It seems almost laughable to think that, only two or three years ago, when the general public thought of GameStop, the first things that would have popped into mind would be the sale of pre-owned video games, countless strip mall locations, and a murky-at-best financial future. This perception quickly began to change around the 2020 holiday season as the price of GameStop (GME) stock began to grow increasingly volatile for reasons that the general public presumably gave little thought to.
Fast forward to the present and the war between capital management firms and retail investors wages on. It has been the topic of conversation on 24-hour cable news, within the pages of the Wall Street Journal, and just about any social media platform where folks who invest opt to converse. One man, Keith Gill, was a broker who took a long position on GME in the earliest days of this journey and rose to become the unofficial face of the retail investor versus the Wall Street fat cats.
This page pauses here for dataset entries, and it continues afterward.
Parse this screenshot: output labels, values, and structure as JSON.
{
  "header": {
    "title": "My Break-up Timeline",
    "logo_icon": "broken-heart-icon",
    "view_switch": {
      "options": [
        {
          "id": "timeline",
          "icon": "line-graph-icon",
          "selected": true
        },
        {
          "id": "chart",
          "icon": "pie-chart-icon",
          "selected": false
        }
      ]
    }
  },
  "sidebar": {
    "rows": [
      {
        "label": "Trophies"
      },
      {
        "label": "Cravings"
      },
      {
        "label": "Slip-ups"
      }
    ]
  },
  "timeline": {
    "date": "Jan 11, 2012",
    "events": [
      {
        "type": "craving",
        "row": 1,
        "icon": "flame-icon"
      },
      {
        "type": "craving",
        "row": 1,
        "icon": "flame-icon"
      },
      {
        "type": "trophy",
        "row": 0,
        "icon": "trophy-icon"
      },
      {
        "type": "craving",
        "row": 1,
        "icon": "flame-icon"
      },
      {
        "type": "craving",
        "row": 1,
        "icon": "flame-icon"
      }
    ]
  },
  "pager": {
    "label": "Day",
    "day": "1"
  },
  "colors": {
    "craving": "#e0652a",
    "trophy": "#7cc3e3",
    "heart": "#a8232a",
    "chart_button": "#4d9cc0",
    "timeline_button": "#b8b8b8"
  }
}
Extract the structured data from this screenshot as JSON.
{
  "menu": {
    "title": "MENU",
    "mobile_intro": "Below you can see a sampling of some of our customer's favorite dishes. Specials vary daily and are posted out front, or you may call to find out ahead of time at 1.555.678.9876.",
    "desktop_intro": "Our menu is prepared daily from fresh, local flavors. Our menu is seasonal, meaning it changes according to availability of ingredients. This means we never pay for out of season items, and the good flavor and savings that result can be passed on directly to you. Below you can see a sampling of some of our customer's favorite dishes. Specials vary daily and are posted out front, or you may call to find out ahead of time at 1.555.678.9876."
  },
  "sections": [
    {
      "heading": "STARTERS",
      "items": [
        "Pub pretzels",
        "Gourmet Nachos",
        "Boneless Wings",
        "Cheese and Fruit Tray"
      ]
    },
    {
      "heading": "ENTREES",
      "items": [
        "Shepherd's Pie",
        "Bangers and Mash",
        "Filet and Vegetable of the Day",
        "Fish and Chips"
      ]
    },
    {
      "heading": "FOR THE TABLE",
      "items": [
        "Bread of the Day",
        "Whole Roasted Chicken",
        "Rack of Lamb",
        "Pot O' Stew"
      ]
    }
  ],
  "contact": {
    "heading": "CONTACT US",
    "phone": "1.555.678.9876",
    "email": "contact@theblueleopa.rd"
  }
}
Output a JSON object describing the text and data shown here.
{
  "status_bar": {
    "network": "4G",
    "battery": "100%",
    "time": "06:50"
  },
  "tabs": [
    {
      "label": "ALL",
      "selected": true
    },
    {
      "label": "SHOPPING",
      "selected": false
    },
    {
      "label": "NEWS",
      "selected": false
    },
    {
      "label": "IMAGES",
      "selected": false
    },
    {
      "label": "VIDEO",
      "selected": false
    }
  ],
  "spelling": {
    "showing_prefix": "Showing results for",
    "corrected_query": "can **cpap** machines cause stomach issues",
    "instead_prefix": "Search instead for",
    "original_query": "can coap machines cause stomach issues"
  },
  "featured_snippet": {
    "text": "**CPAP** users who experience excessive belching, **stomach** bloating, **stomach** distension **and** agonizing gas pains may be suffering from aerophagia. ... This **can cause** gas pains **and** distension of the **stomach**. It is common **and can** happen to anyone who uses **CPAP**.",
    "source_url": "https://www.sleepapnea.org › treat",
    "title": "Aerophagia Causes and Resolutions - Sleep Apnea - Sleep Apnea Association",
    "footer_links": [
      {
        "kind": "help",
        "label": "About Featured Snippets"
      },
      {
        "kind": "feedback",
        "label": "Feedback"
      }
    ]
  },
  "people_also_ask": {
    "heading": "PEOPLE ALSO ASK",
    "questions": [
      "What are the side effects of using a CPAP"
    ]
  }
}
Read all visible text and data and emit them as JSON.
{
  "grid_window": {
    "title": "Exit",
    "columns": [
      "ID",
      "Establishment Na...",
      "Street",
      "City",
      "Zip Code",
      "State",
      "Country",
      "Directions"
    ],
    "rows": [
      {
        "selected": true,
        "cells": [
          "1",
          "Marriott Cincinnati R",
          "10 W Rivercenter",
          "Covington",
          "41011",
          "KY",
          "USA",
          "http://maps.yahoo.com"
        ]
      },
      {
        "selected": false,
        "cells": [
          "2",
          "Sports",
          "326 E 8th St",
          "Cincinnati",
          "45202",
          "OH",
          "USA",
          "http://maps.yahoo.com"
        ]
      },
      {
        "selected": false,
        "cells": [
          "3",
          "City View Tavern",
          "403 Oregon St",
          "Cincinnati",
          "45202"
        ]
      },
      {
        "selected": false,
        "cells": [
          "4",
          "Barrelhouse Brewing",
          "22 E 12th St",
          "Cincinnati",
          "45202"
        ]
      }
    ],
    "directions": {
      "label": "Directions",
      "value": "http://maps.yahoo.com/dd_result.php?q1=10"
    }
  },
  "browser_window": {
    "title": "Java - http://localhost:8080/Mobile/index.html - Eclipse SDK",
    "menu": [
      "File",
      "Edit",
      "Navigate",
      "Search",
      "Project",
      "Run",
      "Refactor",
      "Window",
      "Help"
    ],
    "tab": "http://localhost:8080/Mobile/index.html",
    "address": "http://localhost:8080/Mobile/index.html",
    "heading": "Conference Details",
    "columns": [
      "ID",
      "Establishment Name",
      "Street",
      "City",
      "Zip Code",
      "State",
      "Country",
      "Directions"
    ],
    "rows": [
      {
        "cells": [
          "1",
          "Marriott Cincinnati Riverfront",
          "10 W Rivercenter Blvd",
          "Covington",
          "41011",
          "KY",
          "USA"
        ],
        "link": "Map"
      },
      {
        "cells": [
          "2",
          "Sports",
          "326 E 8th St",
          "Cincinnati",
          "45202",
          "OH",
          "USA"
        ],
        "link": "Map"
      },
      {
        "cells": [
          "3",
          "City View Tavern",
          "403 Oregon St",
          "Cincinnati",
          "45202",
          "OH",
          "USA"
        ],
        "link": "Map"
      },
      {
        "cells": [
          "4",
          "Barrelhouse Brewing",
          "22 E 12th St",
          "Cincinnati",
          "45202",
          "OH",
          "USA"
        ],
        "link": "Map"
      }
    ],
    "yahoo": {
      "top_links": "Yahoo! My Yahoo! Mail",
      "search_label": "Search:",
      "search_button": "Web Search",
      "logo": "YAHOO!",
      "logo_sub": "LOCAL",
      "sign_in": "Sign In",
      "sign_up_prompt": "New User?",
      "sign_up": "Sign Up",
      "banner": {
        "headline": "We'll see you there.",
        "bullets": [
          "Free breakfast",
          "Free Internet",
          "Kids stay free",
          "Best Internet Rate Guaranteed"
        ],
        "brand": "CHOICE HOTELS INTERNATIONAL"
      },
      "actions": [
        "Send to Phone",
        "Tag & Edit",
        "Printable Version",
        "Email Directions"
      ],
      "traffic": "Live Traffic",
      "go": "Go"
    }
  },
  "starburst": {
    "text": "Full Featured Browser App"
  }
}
Who exactly is Keith Gill and how did he become one of the prominent figureheads in this whole GME story?
Who is GameStop (GME) investor Keith Gill?
In the earliest days of the GME saga, the online community rallied around Keith Gill, a licensed securities broker who rose to prominence following Gill’s submission of a trade receipt showing a $50K+ long position in GameStop. This was counter to the behavior of some Wall Street firms which had been aggressively shorting GME stock for a while. As other retail investors followed Gill’s lead, the stock price fluctuated wildly, causing losses for institutions with short positions while the stock was being squeezed.
Gill quickly gained a following on the WallStreetBets subreddit, where he goes by the username u/DeepFuckingValue, after his position disclosure. He also regularly posted information relating to GME on both his Youtube channel and Twitter account (where he goes by @TheRoaringKitty). Gill argued in his posts and videos that GME stock was being undervalued by financial analysts’ consensus. While he also explained to viewers that he was not providing professional investment advice, his influence had a major impact on attracting additional retail investors to long positions on the stock.
Because Gill’s initial investment in 2019 for roughly $50k of GME stock was when it was trading around the $5 mark, the meteoric rise in share pricing in January 2021 saw Gill’s portfolio value balloon and contract in massive swings. By the end of January 2020, the Wall Street Journal confirmed that Gill’s accounts held as much as $33 million in value.
Naturally, the large amounts of money changing hands drew the attention of lawmakers. In early February 2021, Massachusetts Secretary of the Commonwealth William Galvin requested that Gill’s former employer MassMutual investigate if he had broken any rules or laws relating to his online presence and discussion of GME stock. Gill was called to testify in front of the House Financial Services Committee on February 18, 2021. During the testimony, Gill further endeared himself to his online following when he explained his investment and information sharing was a result of “liking the stock.”
Later in September 2021, Gill’s former employer MassMutual was fined $4.75 million for its failure to properly supervise its agent. The next month, the Securities and Exchange Commission released a report that concluded there was no indication that Gill had committed market manipulation by sharing his positions and information online.
The story on Gill becomes a bit hazier in the aftermath of the initial early-2021 GME stock situation. On April 16, 2021, Gill posted his GME YOLO update - Apr 16 2021 - final update. These updates were a common method for Gill to update members of the subreddit on his GME position. Gill has not posted to Reddit as DeepFuckingValue, or even left a comment from that account, since. The last activity on Gill's Twitter account was in June of last year and was, predictably, just a gif of young kittens. A piece published by Reuters in February of this year noted that Gill has seemingly dropped off the grid since the middle of last year.
Keith Gill is certainly an interesting character, as evidenced by his online following and his public appearances in front of Congress. He serves as an inspiration to some and a thorn in the side of others. While he may not be as big of an influence on the future of GME stock as he was more than a year ago, it is impossible to tell this story of investment in 2021 without mentioning Keith Gill.